BICE stands for “Best Interests Contract Exemption,” which is the new rule the U.S. Department of Labor is implementing this month with full phase by January 1, 2018. This BICE contract would govern a financial advisor’s, or stockbroker’s ability to earn commissions and give investment advice.
Another key feature of this new rule requires an advisor to give full disclosure regarding the nature of the investment products they are selling and the amount of commission and/or fees associated. With a contract to do the best for the client and then full disclosure of compensation, the goal is to protect the client’s money.
My take on the affect all this new regulation will have is that the small investor with an IRA account of under $200,000, for example, will be pushed aside and no longer have access to good advice.

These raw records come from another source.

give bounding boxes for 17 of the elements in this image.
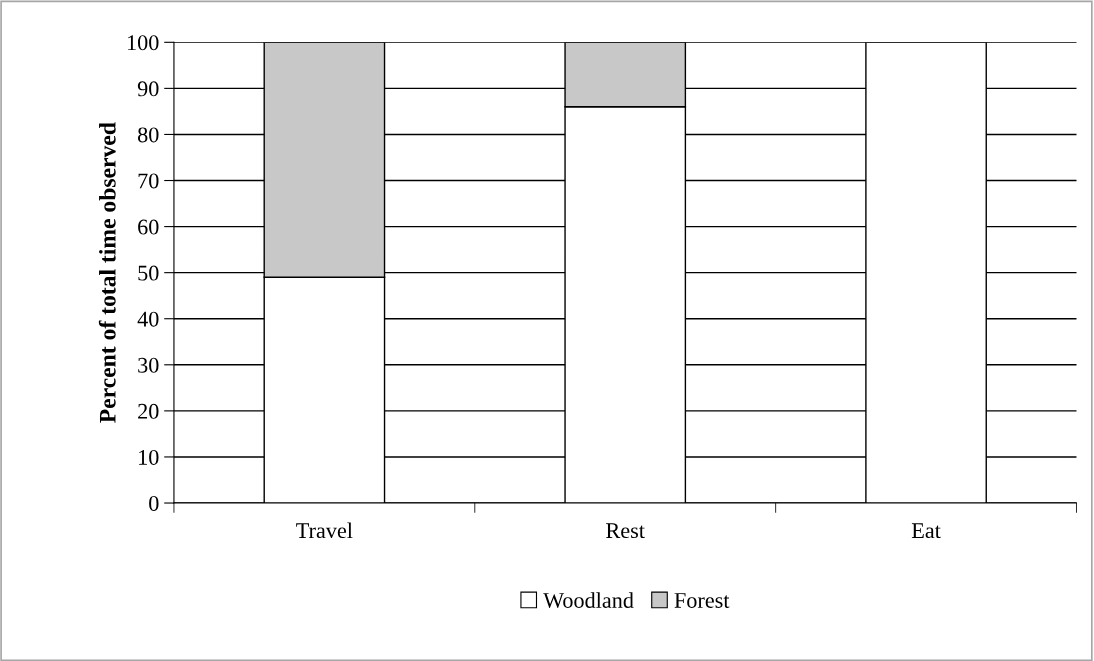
legend-label: Forest (674, 593, 730, 608)
y-tick-label: 10 (139, 449, 159, 465)
y-tick-label: 40 (137, 311, 159, 327)
x-tick-label: Rest (606, 523, 645, 539)
y-axis-title: Percent of total time observed (98, 122, 116, 423)
x-tick-label: Travel (296, 522, 353, 539)
y-tick-label: 70 (138, 173, 159, 189)
legend-label: Woodland (543, 592, 634, 609)
y-tick-label: 0 (149, 495, 159, 511)
y-tick-label: 90 (137, 81, 159, 97)
y-tick-label: 30 (138, 357, 159, 373)
y-tick-label: 100 (127, 35, 159, 51)
y-tick-label: 80 (137, 127, 159, 143)
y-tick-label: 20 (138, 403, 159, 419)
y-tick-label: 60 (138, 219, 159, 235)
x-tick-label: Eat (911, 523, 941, 539)
y-tick-label: 50 (138, 265, 159, 281)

That’s because the new ruling pushes compensation down for financial advisors and increases their liability in working with clients, so they will not see much reason to risk themselves for the small guy, so to speak. What’s more troublesome is that this “best interests” contract allows the client to sue if they feel they did not receive advice that was in their best interest.

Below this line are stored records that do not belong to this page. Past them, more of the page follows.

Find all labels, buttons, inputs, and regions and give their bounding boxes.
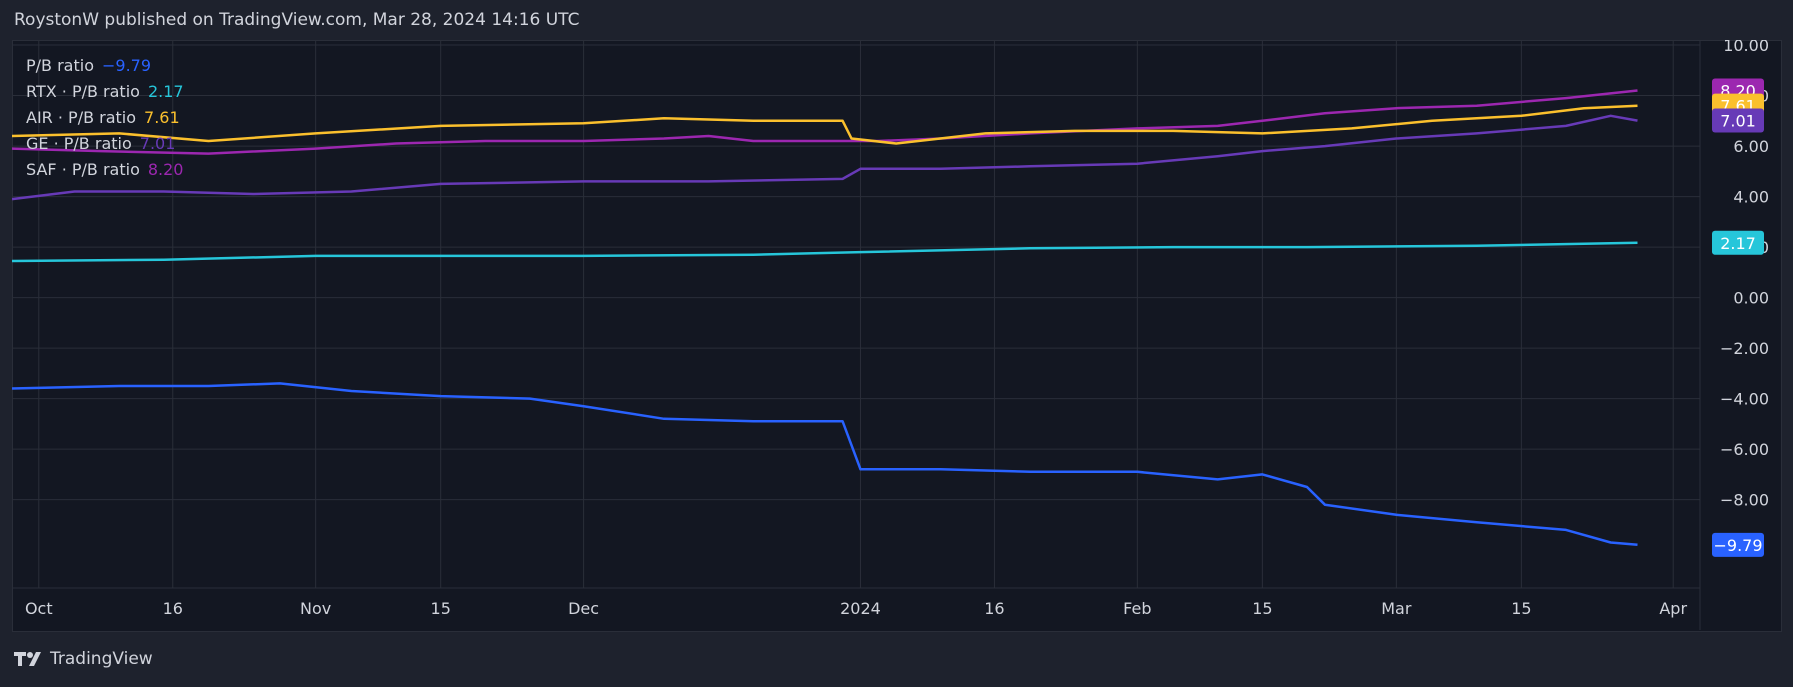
legend-series-value: 2.17	[147, 82, 184, 101]
last-value-tags: 8.207.617.012.17−9.79	[1712, 78, 1764, 557]
legend-series-name: RTX · P/B ratio	[26, 82, 140, 101]
y-tick-label: −2.00	[1720, 339, 1769, 358]
legend-series-name: GE · P/B ratio	[26, 134, 132, 153]
last-value-label: 2.17	[1720, 234, 1756, 253]
legend-row[interactable]: P/B ratio −9.79	[26, 53, 184, 79]
series-line-1[interactable]	[12, 104, 1638, 145]
legend-series-value: 7.61	[144, 108, 180, 127]
x-tick-label: Mar	[1381, 599, 1412, 618]
y-tick-label: 0.00	[1733, 289, 1769, 308]
y-tick-label: 6.00	[1733, 137, 1769, 156]
last-value-label: 7.01	[1720, 112, 1756, 131]
publish-header: RoystonW published on TradingView.com, M…	[14, 10, 580, 30]
y-tick-label: −8.00	[1720, 491, 1769, 510]
series-lines	[12, 89, 1638, 547]
y-tick-label: 10.00	[1723, 40, 1769, 55]
grid-lines	[12, 40, 1700, 588]
legend-series-name: AIR · P/B ratio	[26, 108, 137, 127]
last-value-label: −9.79	[1713, 536, 1762, 555]
x-axis: Oct 16 Nov 15 Dec 2024 16 Feb 15 Mar 15 Apr	[12, 587, 1700, 618]
series-line-2[interactable]	[12, 114, 1638, 201]
legend-series-name: P/B ratio	[26, 56, 94, 75]
last-value-tag-3	[1712, 230, 1764, 255]
chart-plot[interactable]: 10.008.006.004.002.000.00−2.00−4.00−6.00…	[12, 40, 1780, 630]
legend-row[interactable]: RTX · P/B ratio 2.17	[26, 79, 184, 105]
x-tick-label: 15	[431, 599, 451, 618]
legend-row[interactable]: GE · P/B ratio 7.01	[26, 131, 184, 157]
x-tick-label: 16	[984, 599, 1004, 618]
tradingview-logo-icon	[14, 652, 41, 666]
legend-row[interactable]: SAF · P/B ratio 8.20	[26, 157, 184, 183]
y-tick-label: 4.00	[1733, 188, 1769, 207]
y-tick-label: −6.00	[1720, 440, 1769, 459]
y-tick-label: −4.00	[1720, 390, 1769, 409]
legend-row[interactable]: AIR · P/B ratio 7.61	[26, 105, 184, 131]
legend-series-name: SAF · P/B ratio	[26, 160, 140, 179]
x-tick-label: Feb	[1123, 599, 1151, 618]
x-tick-label: 15	[1511, 599, 1531, 618]
series-line-3[interactable]	[12, 241, 1638, 263]
legend-series-value: 7.01	[139, 134, 176, 153]
series-line-4[interactable]	[12, 382, 1638, 547]
legend-series-value: 8.20	[147, 160, 184, 179]
last-value-tag-4	[1712, 532, 1764, 557]
legend: P/B ratio −9.79 RTX · P/B ratio 2.17 AIR · P…	[26, 53, 184, 183]
x-tick-label: 15	[1252, 599, 1272, 618]
x-tick-label: Nov	[300, 599, 331, 618]
x-tick-label: Dec	[568, 599, 599, 618]
chart-panel	[12, 40, 1782, 632]
x-tick-label: Oct	[25, 599, 53, 618]
x-tick-label: 2024	[840, 599, 881, 618]
x-tick-label: 16	[163, 599, 183, 618]
footer-branding[interactable]: TradingView	[14, 649, 153, 669]
last-value-tag-2	[1712, 108, 1764, 133]
tradingview-brand-text: TradingView	[50, 649, 153, 669]
x-tick-label: Apr	[1659, 599, 1687, 618]
legend-series-value: −9.79	[102, 56, 152, 75]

Attorneys love these open-ended contracts that can allow a court to be subjective. They will make more money, advisors will lose income while tripling their liability, and many clients will not have access to quality assistance. Is the goal of protecting the client being reached? Not in my judgment. Only attorneys win — the agent and client are the losers.
As this plays out over the next few years, I believe we will see another example of government overreach and creating more problems than it solves with BICE.